Uluslararası Osmanlı’xxdan Cumhuriyet’xxe Türkiye’xxde Darbeler Sempozyumu, Kayseri, Türkiye, 7 - 08 Ekim 2019, ss.47
Başlangıcı 15. yüzyılın ikinci yarısına tarihlendirilen Türkiye-Rusya ilişkileri, yüzyıllar boyunca bölgesel rekabet ve buna bağlı olarak düşmanlık çerçevesinde gelişme gösterdi. Bu rekabet sebebiyle 18. ve 19. yüzyıllarda birçok defa savaşmak zorunda kalan iki taraf arasında ilk kapsamlı dostluk ve işbirliğine dayalı ilişkiler Sovyetler Birliği ve Türkiye Cumhuriyeti arasında Vladimir Lenin ve Mustafa Kemal Atatürk dönemlerinde yaşandı. Stalin döneminde tekrar canlanan düşmanlık algısı ve rekabete dayalı ilişkiler, onun ölümü ardından yerini bir kez daha işbirliğine bıraktı. 1990’lı yılların ortalarından itibaren ise iki ülke ilişkilerde rekabetten işbirliğine geçilmesi yönünde ciddi adımlar atmaya başladı. Bu suretle olumlu yönde gelişmeye başlayan ilişkiler 2000’li yıllarda ivme kazandı ve artık taraflar arasında “stratejik ortaklık” söylemleri dillendirilmeye başlandı. Bu yakınlaşmada rol oynayan bölgesel gelişmeler, aynı zamanda iki taraf arasında krizleri de beraberinde getirdi. Fakat bu krizler 24 Kasım 2015’te Türkiye’nin Rusya’ya ait bir savaş uçağını düşürmesine kadar ilişkilerin seyrini etkilemedi.

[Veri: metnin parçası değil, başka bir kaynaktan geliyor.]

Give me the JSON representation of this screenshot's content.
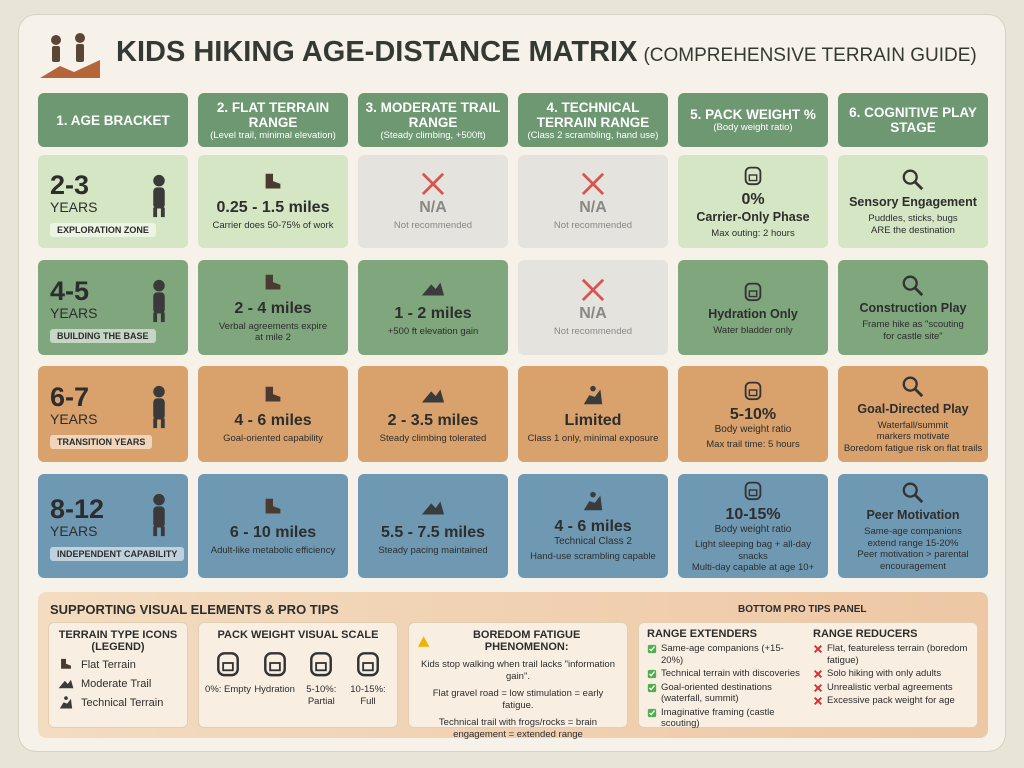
{
  "header": {
    "title": "KIDS HIKING AGE-DISTANCE MATRIX",
    "subtitle": "(COMPREHENSIVE TERRAIN GUIDE)"
  },
  "columns": [
    {
      "title": "1. AGE BRACKET"
    },
    {
      "title": "2. FLAT TERRAIN RANGE",
      "note": "(Level trail, minimal elevation)"
    },
    {
      "title": "3. MODERATE TRAIL RANGE",
      "note": "(Steady climbing, +500ft)"
    },
    {
      "title": "4. TECHNICAL TERRAIN RANGE",
      "note": "(Class 2 scrambling, hand use)"
    },
    {
      "title": "5. PACK WEIGHT %",
      "note": "(Body weight ratio)"
    },
    {
      "title": "6. COGNITIVE PLAY STAGE"
    }
  ],
  "rows": [
    {
      "age": "2-3",
      "unit": "YEARS",
      "zone": "EXPLORATION ZONE",
      "cells": [
        {
          "main": "0.25 - 1.5 miles",
          "lines": [
            "Carrier does 50-75% of work"
          ]
        },
        {
          "main": "N/A",
          "crossed": true,
          "lines": [
            "Not recommended"
          ]
        },
        {
          "main": "N/A",
          "crossed": true,
          "lines": [
            "Not recommended"
          ]
        },
        {
          "main": "0%",
          "label": "Carrier-Only Phase",
          "lines": [
            "Max outing: 2 hours"
          ]
        },
        {
          "label": "Sensory Engagement",
          "lines": [
            "Puddles, sticks, bugs",
            "ARE the destination"
          ]
        }
      ]
    },
    {
      "age": "4-5",
      "unit": "YEARS",
      "zone": "BUILDING THE BASE",
      "cells": [
        {
          "main": "2 - 4 miles",
          "lines": [
            "Verbal agreements expire",
            "at mile 2"
          ]
        },
        {
          "main": "1 - 2 miles",
          "lines": [
            "+500 ft elevation gain"
          ]
        },
        {
          "main": "N/A",
          "crossed": true,
          "lines": [
            "Not recommended"
          ]
        },
        {
          "label": "Hydration Only",
          "lines": [
            "Water bladder only"
          ]
        },
        {
          "label": "Construction Play",
          "lines": [
            "Frame hike as \"scouting",
            "for castle site\""
          ]
        }
      ]
    },
    {
      "age": "6-7",
      "unit": "YEARS",
      "zone": "TRANSITION YEARS",
      "cells": [
        {
          "main": "4 - 6 miles",
          "lines": [
            "Goal-oriented capability"
          ]
        },
        {
          "main": "2 - 3.5 miles",
          "lines": [
            "Steady climbing tolerated"
          ]
        },
        {
          "main": "Limited",
          "lines": [
            "Class 1 only, minimal exposure"
          ]
        },
        {
          "main": "5-10%",
          "sub": "Body weight ratio",
          "lines": [
            "Max trail time: 5 hours"
          ]
        },
        {
          "label": "Goal-Directed Play",
          "lines": [
            "Waterfall/summit",
            "markers motivate",
            "Boredom fatigue risk on flat trails"
          ]
        }
      ]
    },
    {
      "age": "8-12",
      "unit": "YEARS",
      "zone": "INDEPENDENT CAPABILITY",
      "cells": [
        {
          "main": "6 - 10 miles",
          "lines": [
            "Adult-like metabolic efficiency"
          ]
        },
        {
          "main": "5.5 - 7.5 miles",
          "lines": [
            "Steady pacing maintained"
          ]
        },
        {
          "main": "4 - 6 miles",
          "sub": "Technical Class 2",
          "lines": [
            "Hand-use scrambling capable"
          ]
        },
        {
          "main": "10-15%",
          "sub": "Body weight ratio",
          "lines": [
            "Light sleeping bag + all-day snacks",
            "Multi-day capable at age 10+"
          ]
        },
        {
          "label": "Peer Motivation",
          "lines": [
            "Same-age companions",
            "extend range 15-20%",
            "Peer motivation > parental",
            "encouragement"
          ]
        }
      ]
    }
  ],
  "tips": {
    "title": "SUPPORTING VISUAL ELEMENTS & PRO TIPS",
    "panel": "BOTTOM PRO TIPS PANEL",
    "legend": {
      "title": "TERRAIN TYPE ICONS",
      "subtitle": "(LEGEND)",
      "items": [
        "Flat Terrain",
        "Moderate Trail",
        "Technical Terrain"
      ]
    },
    "scale": {
      "title": "PACK WEIGHT VISUAL SCALE",
      "items": [
        "0%: Empty",
        "Hydration",
        "5-10%: Partial",
        "10-15%: Full"
      ]
    },
    "boredom": {
      "title": "BOREDOM FATIGUE PHENOMENON:",
      "paragraphs": [
        "Kids stop walking when trail lacks \"information gain\".",
        "Flat gravel road = low stimulation = early fatigue.",
        "Technical trail with frogs/rocks = brain engagement = extended range"
      ]
    },
    "extenders": {
      "title": "RANGE EXTENDERS",
      "items": [
        "Same-age companions (+15-20%)",
        "Technical terrain with discoveries",
        "Goal-oriented destinations (waterfall, summit)",
        "Imaginative framing (castle scouting)"
      ]
    },
    "reducers": {
      "title": "RANGE REDUCERS",
      "items": [
        "Flat, featureless terrain (boredom fatigue)",
        "Solo hiking with only adults",
        "Unrealistic verbal agreements",
        "Excessive pack weight for age"
      ]
    }
  }
}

Bu hadise, 2000’li yolların başından itibaren kuvvetlenmeye başlayan güven ortamını yıkarken Rusya tarafının eylem ve söylemlerinde gösterdiği düşmanlık ile Rus kamuoyunda da derin izler bıraktı. Öyle ki 27 Haziran 2016’da Ankara’dan gelen özür maiyetindeki mesaj sonrası Türk ve Rus hükümeti tarafından ilişkilerin hızla düzeltilmesi yönünde atılan adımlara karşın Rus basınındaki Türkiye algısı temkinli ve şüpheci olarak kaldı. 15 Temmuz 2016 tarihinde yaşanan darbe teşebbüsü karşısında Rus Hükümeti açıkça Türkiye’deki meşru iktidarın yanında tavır sergilerken, Türkiye’de yaşanan bu hadiseye yönelik Rus yayın organlarının gösterdiği duruş farklılıklar gösterdi.
Anahtar Kelimeler: Rusya, Türk-Rus İlişkileri, Uçak Krizi, 15 Temmuz Darbe Girişimi.